Perception-based Deep Reinforcement Learning (DRL) controllers demonstrate impressive performance on challenging terrains. However, existing controllers still face core limitations, struggling to achieve both terrain generality and platform transferability, and are constrained by high computational overhead and sensitivity to sensor noise. To address these challenges fundamentally, we propose a generalized control framework: Mastering a Generalized Contrastive Perception Model (MGDP). We utilize NVIDIA Warp to enable efficient parallel computation of depth images, thereby mitigating the inherent high computational cost.
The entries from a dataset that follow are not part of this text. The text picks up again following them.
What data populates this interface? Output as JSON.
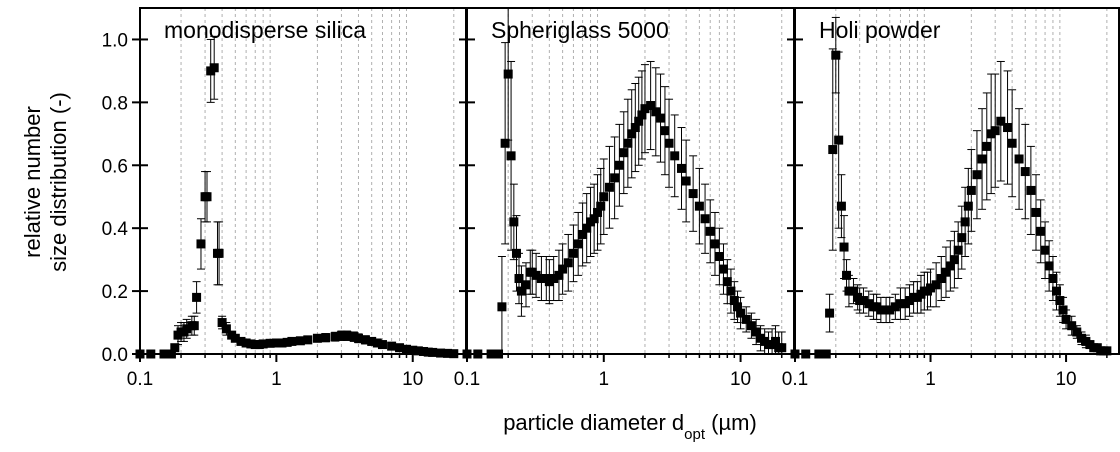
{
  "chart_data": {
    "type": "scatter",
    "layout": "three side-by-side panels sharing y axis",
    "ylabel_line1": "relative number",
    "ylabel_line2": "size distribution (-)",
    "xlabel_main": "particle diameter d",
    "xlabel_sub": "opt",
    "xlabel_unit": " (µm)",
    "x_scale": "log",
    "xlim": [
      0.1,
      25
    ],
    "ylim": [
      0.0,
      1.1
    ],
    "x_ticks": [
      0.1,
      1,
      10
    ],
    "x_tick_labels": [
      "0.1",
      "1",
      "10"
    ],
    "y_ticks": [
      0.0,
      0.2,
      0.4,
      0.6,
      0.8,
      1.0
    ],
    "y_tick_labels": [
      "0.0",
      "0.2",
      "0.4",
      "0.6",
      "0.8",
      "1.0"
    ],
    "grid": "vertical dashed lines at decade sub-ticks",
    "marker": "filled square with error bars",
    "colors": {
      "marker": "#000000",
      "grid": "#b0b0b0",
      "axis": "#000000"
    },
    "panels": [
      {
        "title": "monodisperse silica",
        "x": [
          0.1,
          0.12,
          0.15,
          0.17,
          0.18,
          0.19,
          0.2,
          0.21,
          0.22,
          0.24,
          0.25,
          0.26,
          0.28,
          0.3,
          0.31,
          0.33,
          0.35,
          0.37,
          0.38,
          0.4,
          0.43,
          0.47,
          0.5,
          0.55,
          0.6,
          0.65,
          0.7,
          0.75,
          0.8,
          0.9,
          1.0,
          1.1,
          1.2,
          1.3,
          1.5,
          1.7,
          2.0,
          2.3,
          2.7,
          3.0,
          3.3,
          3.7,
          4.0,
          4.5,
          5.0,
          5.5,
          6.0,
          7.0,
          8.0,
          9.0,
          10.0,
          11.0,
          12.0,
          13.0,
          14.0,
          16.0,
          18.0,
          20.0
        ],
        "y": [
          0.0,
          0.0,
          0.0,
          0.0,
          0.02,
          0.06,
          0.07,
          0.07,
          0.08,
          0.09,
          0.09,
          0.18,
          0.35,
          0.5,
          0.5,
          0.9,
          0.91,
          0.32,
          0.32,
          0.1,
          0.08,
          0.06,
          0.05,
          0.04,
          0.035,
          0.032,
          0.03,
          0.03,
          0.032,
          0.034,
          0.035,
          0.035,
          0.037,
          0.04,
          0.042,
          0.045,
          0.05,
          0.052,
          0.055,
          0.058,
          0.058,
          0.055,
          0.05,
          0.045,
          0.04,
          0.035,
          0.03,
          0.025,
          0.02,
          0.015,
          0.012,
          0.01,
          0.008,
          0.006,
          0.005,
          0.003,
          0.002,
          0.001
        ],
        "err": [
          0.0,
          0.0,
          0.0,
          0.0,
          0.01,
          0.03,
          0.03,
          0.03,
          0.03,
          0.03,
          0.03,
          0.05,
          0.08,
          0.08,
          0.08,
          0.1,
          0.1,
          0.1,
          0.1,
          0.02,
          0.02,
          0.01,
          0.01,
          0.01,
          0.008,
          0.007,
          0.006,
          0.006,
          0.006,
          0.006,
          0.007,
          0.007,
          0.008,
          0.008,
          0.009,
          0.01,
          0.012,
          0.013,
          0.014,
          0.015,
          0.015,
          0.015,
          0.014,
          0.013,
          0.012,
          0.011,
          0.01,
          0.008,
          0.006,
          0.005,
          0.004,
          0.003,
          0.003,
          0.002,
          0.002,
          0.001,
          0.001,
          0.001
        ]
      },
      {
        "title": "Spheriglass 5000",
        "x": [
          0.1,
          0.12,
          0.15,
          0.17,
          0.18,
          0.19,
          0.2,
          0.21,
          0.22,
          0.23,
          0.24,
          0.25,
          0.27,
          0.29,
          0.3,
          0.32,
          0.35,
          0.38,
          0.4,
          0.43,
          0.47,
          0.5,
          0.55,
          0.6,
          0.65,
          0.7,
          0.75,
          0.8,
          0.85,
          0.9,
          0.95,
          1.0,
          1.1,
          1.2,
          1.3,
          1.4,
          1.5,
          1.6,
          1.7,
          1.8,
          1.9,
          2.0,
          2.2,
          2.4,
          2.6,
          2.8,
          3.0,
          3.3,
          3.7,
          4.0,
          4.5,
          5.0,
          5.5,
          6.0,
          6.5,
          7.0,
          7.5,
          8.0,
          8.5,
          9.0,
          9.5,
          10.0,
          11.0,
          12.0,
          13.0,
          14.0,
          15.0,
          16.0,
          17.0,
          18.0,
          19.0,
          20.0
        ],
        "y": [
          0.0,
          0.0,
          0.0,
          0.0,
          0.15,
          0.67,
          0.89,
          0.63,
          0.42,
          0.32,
          0.24,
          0.2,
          0.22,
          0.26,
          0.26,
          0.25,
          0.24,
          0.24,
          0.23,
          0.24,
          0.25,
          0.27,
          0.29,
          0.32,
          0.35,
          0.38,
          0.4,
          0.42,
          0.43,
          0.45,
          0.47,
          0.5,
          0.53,
          0.56,
          0.6,
          0.64,
          0.67,
          0.7,
          0.72,
          0.74,
          0.76,
          0.78,
          0.79,
          0.77,
          0.75,
          0.71,
          0.67,
          0.63,
          0.59,
          0.55,
          0.51,
          0.47,
          0.43,
          0.39,
          0.35,
          0.31,
          0.27,
          0.23,
          0.2,
          0.17,
          0.15,
          0.13,
          0.11,
          0.09,
          0.07,
          0.05,
          0.04,
          0.03,
          0.03,
          0.04,
          0.02,
          0.02
        ],
        "err": [
          0.0,
          0.0,
          0.0,
          0.0,
          0.16,
          0.32,
          0.21,
          0.3,
          0.12,
          0.12,
          0.08,
          0.08,
          0.07,
          0.07,
          0.07,
          0.07,
          0.07,
          0.07,
          0.07,
          0.07,
          0.08,
          0.08,
          0.09,
          0.09,
          0.1,
          0.1,
          0.11,
          0.11,
          0.11,
          0.12,
          0.12,
          0.12,
          0.13,
          0.13,
          0.13,
          0.13,
          0.14,
          0.14,
          0.14,
          0.14,
          0.14,
          0.14,
          0.14,
          0.14,
          0.14,
          0.14,
          0.14,
          0.13,
          0.13,
          0.13,
          0.12,
          0.12,
          0.11,
          0.1,
          0.1,
          0.09,
          0.08,
          0.07,
          0.07,
          0.06,
          0.05,
          0.05,
          0.04,
          0.04,
          0.04,
          0.04,
          0.04,
          0.04,
          0.05,
          0.05,
          0.05,
          0.05
        ]
      },
      {
        "title": "Holi powder",
        "x": [
          0.1,
          0.12,
          0.15,
          0.17,
          0.18,
          0.19,
          0.2,
          0.21,
          0.22,
          0.23,
          0.24,
          0.25,
          0.27,
          0.29,
          0.3,
          0.32,
          0.35,
          0.38,
          0.4,
          0.43,
          0.47,
          0.5,
          0.55,
          0.6,
          0.65,
          0.7,
          0.75,
          0.8,
          0.85,
          0.9,
          0.95,
          1.0,
          1.1,
          1.2,
          1.3,
          1.4,
          1.5,
          1.6,
          1.7,
          1.8,
          1.9,
          2.0,
          2.2,
          2.4,
          2.6,
          2.8,
          3.0,
          3.3,
          3.7,
          4.0,
          4.5,
          5.0,
          5.5,
          6.0,
          6.5,
          7.0,
          7.5,
          8.0,
          8.5,
          9.0,
          9.5,
          10.0,
          11.0,
          12.0,
          13.0,
          14.0,
          15.0,
          16.0,
          17.0,
          18.0,
          19.0,
          20.0
        ],
        "y": [
          0.0,
          0.0,
          0.0,
          0.0,
          0.13,
          0.65,
          0.95,
          0.68,
          0.47,
          0.34,
          0.25,
          0.2,
          0.2,
          0.18,
          0.17,
          0.17,
          0.16,
          0.15,
          0.15,
          0.14,
          0.14,
          0.14,
          0.15,
          0.16,
          0.16,
          0.17,
          0.18,
          0.18,
          0.19,
          0.2,
          0.2,
          0.21,
          0.22,
          0.24,
          0.26,
          0.28,
          0.3,
          0.33,
          0.37,
          0.42,
          0.47,
          0.52,
          0.57,
          0.62,
          0.66,
          0.7,
          0.71,
          0.74,
          0.72,
          0.67,
          0.62,
          0.58,
          0.52,
          0.45,
          0.39,
          0.33,
          0.28,
          0.24,
          0.2,
          0.17,
          0.14,
          0.11,
          0.09,
          0.07,
          0.05,
          0.04,
          0.03,
          0.02,
          0.02,
          0.01,
          0.01,
          0.01
        ],
        "err": [
          0.0,
          0.0,
          0.0,
          0.0,
          0.06,
          0.32,
          0.12,
          0.28,
          0.1,
          0.1,
          0.05,
          0.05,
          0.04,
          0.04,
          0.04,
          0.04,
          0.04,
          0.04,
          0.04,
          0.04,
          0.04,
          0.04,
          0.04,
          0.05,
          0.05,
          0.05,
          0.05,
          0.05,
          0.06,
          0.06,
          0.06,
          0.06,
          0.07,
          0.07,
          0.08,
          0.08,
          0.09,
          0.09,
          0.1,
          0.11,
          0.12,
          0.13,
          0.14,
          0.16,
          0.17,
          0.19,
          0.18,
          0.19,
          0.18,
          0.17,
          0.16,
          0.15,
          0.14,
          0.12,
          0.1,
          0.09,
          0.08,
          0.07,
          0.06,
          0.05,
          0.04,
          0.03,
          0.03,
          0.02,
          0.02,
          0.02,
          0.01,
          0.01,
          0.01,
          0.01,
          0.01,
          0.01
        ]
      }
    ]
  }
}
The core of MGDP is a contrastive learning mechanism that extracts highly generalized, low-dimensional terrain feature representations from multi-modal inputs (depth images and height maps). This process not only facilitates effective decoupling of perception from dynamics but also significantly reduces the memory footprint during training. Additionally, the framework integrates an explicit depth map denoising mechanism to enhance policy robustness against sensor artifacts. Furthermore, we design terrain-adaptive reward functions that modulate penalty strengths according to terrain characteristics, enabling the policy to acquire complex locomotion skills (e.g., climbing, jumping, crawling, squeezing) in a single training stage without relying on cumbersome distillation pipelines. Experimental results demonstrate that MGDP not only endows the policy with superior cross-terrain generalization capability but also enables fast and efficient fine-tuning across diverse quadruped robot morphologies via its pre-trained, dynamics-decoupled perception model. This vigorously promotes the development of unified, efficient, and generalized frameworks for quadrupedal locomotion control.
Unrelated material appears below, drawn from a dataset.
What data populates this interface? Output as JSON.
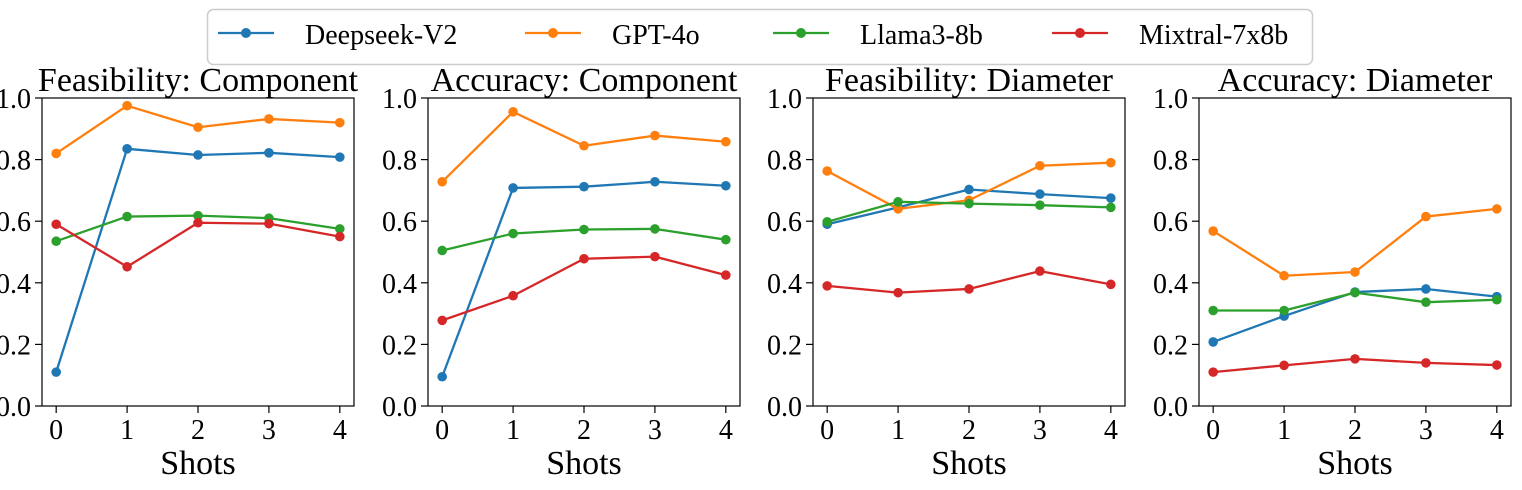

We evaluate the cross-morphology generalization of our method on 9 distinct quadruped robots: A1, B1, Go1, Go2, Lite3, Spot, Aliengo, ANYmal C, and Mini Cheetah. Despite significant differences in their physical dimensions and dynamic properties, our framework enables all of them to successfully traverse challenging terrains.
We evaluate the proposed MGDP framework on a diverse set of challenging terrains in simulation. The experiments cover various obstacle types, including discrete gaps, stepping stones, and continuous rough terrain. The results demonstrate that our method enables the quadruped robot to achieve robust and agile locomotion, effectively handling complex environmental features.
We conduct extensive real-world experiments to validate the robustness and generalization of the proposed MGDP framework. The policy is directly deployed on the physical robot to traverse various challenging terrains, including stairs, slopes, and outdoor unstructured environments, demonstrating successful sim-to-real transfer.